Setiba di muka pintu gerbang, sang ayah bertanya apa yang dikatakan sang ibu padaku. Tidak sempat aku menjawab, Vinno menjawab dulu, “pelacur,” katanya. Suara yang dikeluarkan Vinno seperti petir yang menyambar. “Apakah aku pantas mendapatkan kebahagiaan ini?,” suara Vinno bertanya. Sang ayah menjawab, “Pergilah, dan bawalah cintamu kalau itu memang kebahagiaanmu.” Memang harta adalah kendala dalam kehidupan, perbedaanku dengan Vinno memang jauh, tapi Vinno tidak pernah mengakui harta itu miliknya, harta adalah titipan dari yang Esa. Itu yang aku kagumi pada Vinno selama ini. Dia tidak pernah menilai rendah. Banyak orang tidak merestui hubungan kami. Orang mengira aku memakai “pelet”. Bukan! Demi Allah aku bersumpah, aku tidak pernah menggunakan pelet. Cintaku benar, tulus dan suci. Aku tidak pernah menginginkan cinta itu terpaksa. Aku cuma inginkan cinta itu tumbuh dari hati yang tulus, bisa menerimaku dari kekurangan dan kelebihanku. Tidak sanggup aku mendengar isu-isu di telingaku, semakin hari orang semakin membenciku. Aku benar-benar mencintai Vinno, benar-benar mencintainya. Cacian itu membuat Vinno membenci ibunya, itu karena aku. Dia berani membantah sang ibu hanya untuk membelaku. Ya Allah, apakah aku salah bila akrab dengan Vinno?

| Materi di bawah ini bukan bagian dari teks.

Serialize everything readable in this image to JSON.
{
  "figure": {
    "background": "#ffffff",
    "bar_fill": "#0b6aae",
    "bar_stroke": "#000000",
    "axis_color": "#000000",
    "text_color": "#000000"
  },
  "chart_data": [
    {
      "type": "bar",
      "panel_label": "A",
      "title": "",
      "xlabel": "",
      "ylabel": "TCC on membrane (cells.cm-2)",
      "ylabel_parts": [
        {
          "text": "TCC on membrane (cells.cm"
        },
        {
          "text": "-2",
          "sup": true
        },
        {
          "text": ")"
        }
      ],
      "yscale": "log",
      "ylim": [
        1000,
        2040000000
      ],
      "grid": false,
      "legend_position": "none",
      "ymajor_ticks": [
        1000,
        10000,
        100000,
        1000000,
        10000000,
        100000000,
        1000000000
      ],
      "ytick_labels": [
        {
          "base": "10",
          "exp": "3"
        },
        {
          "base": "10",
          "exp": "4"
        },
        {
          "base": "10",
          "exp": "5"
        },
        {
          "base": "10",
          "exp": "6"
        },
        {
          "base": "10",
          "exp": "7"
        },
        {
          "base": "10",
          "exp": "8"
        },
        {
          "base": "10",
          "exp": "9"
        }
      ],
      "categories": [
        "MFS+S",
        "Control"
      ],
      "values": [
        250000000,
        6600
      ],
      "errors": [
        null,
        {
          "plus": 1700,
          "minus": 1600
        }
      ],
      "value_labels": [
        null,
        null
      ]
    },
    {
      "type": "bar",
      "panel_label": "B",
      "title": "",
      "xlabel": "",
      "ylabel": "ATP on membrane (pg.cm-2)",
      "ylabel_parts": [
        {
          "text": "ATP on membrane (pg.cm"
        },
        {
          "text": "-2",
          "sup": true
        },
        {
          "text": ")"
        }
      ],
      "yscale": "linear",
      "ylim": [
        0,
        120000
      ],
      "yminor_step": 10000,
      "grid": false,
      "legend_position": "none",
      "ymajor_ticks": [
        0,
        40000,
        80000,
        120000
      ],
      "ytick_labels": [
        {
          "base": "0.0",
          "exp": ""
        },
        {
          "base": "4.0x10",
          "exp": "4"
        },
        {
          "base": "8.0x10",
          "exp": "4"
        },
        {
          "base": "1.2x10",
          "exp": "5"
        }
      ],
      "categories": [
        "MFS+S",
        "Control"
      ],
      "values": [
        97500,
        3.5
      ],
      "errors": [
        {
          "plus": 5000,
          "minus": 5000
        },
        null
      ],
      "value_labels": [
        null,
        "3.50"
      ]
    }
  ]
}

Dia tidak pernah bercerita tentang hidupnya. Yang dia tunjukkan hanya keceriaan dan tawanya padaku, seolah dia mendapatkan kebahagiaan dariku. Aku bisa membuatnya bahagia. Aku tidak tahu apa yang terjadi padanya. Dia menutupi kepribadiannya dariku, seakan dia menyimpan segudang masalah. Tapi kenapa dia tidak mau bercerita? Saat-saat itu aku mulai bertanya apa yang terjadi pada Vinno, tapi tidak ada satu pun jawabannya. Vinno hanya membisu tanpa mengatakan iya ataupun tidak. Apa yang harus aku lakukan? Sang ibu menudingku sebagai wanita pembawa sial. Apa yang aku dengar itu nyata? Hinaan yang kedua kali ini yang membuat aku meneteskan air mata. Aku seakan tidak mampu berdiri, kakiku lemas, tubuhku gemetar. Apa salah dan dosaku hingga cacian pahit itu kurasakan? Apakah aku salah mencintai putramu? Tidak ada perlawanan kata yang terucap dari bibir Vinno untuk membelaku. Ia tidak pedulikan cacian dan hinaan yang menyiksa batinku. Memang aku salah mencintai Vinno yang lahir dari keluarga yang berpendidikan, kaya, dan berjasa. Aku tidak pernah menyalahkan waktu dan keadaan. Memang ini sudah takdir dari yang Esa. Semakin lama aku tidak kuat untuk mendengar kebencian sang ibu padaku, yang selalu mengatakan bahwa diriku gadis bodoh. Aku tidak berani membuka bibirku untuk berbicara, seakan beku dan tidak bisa bergerak.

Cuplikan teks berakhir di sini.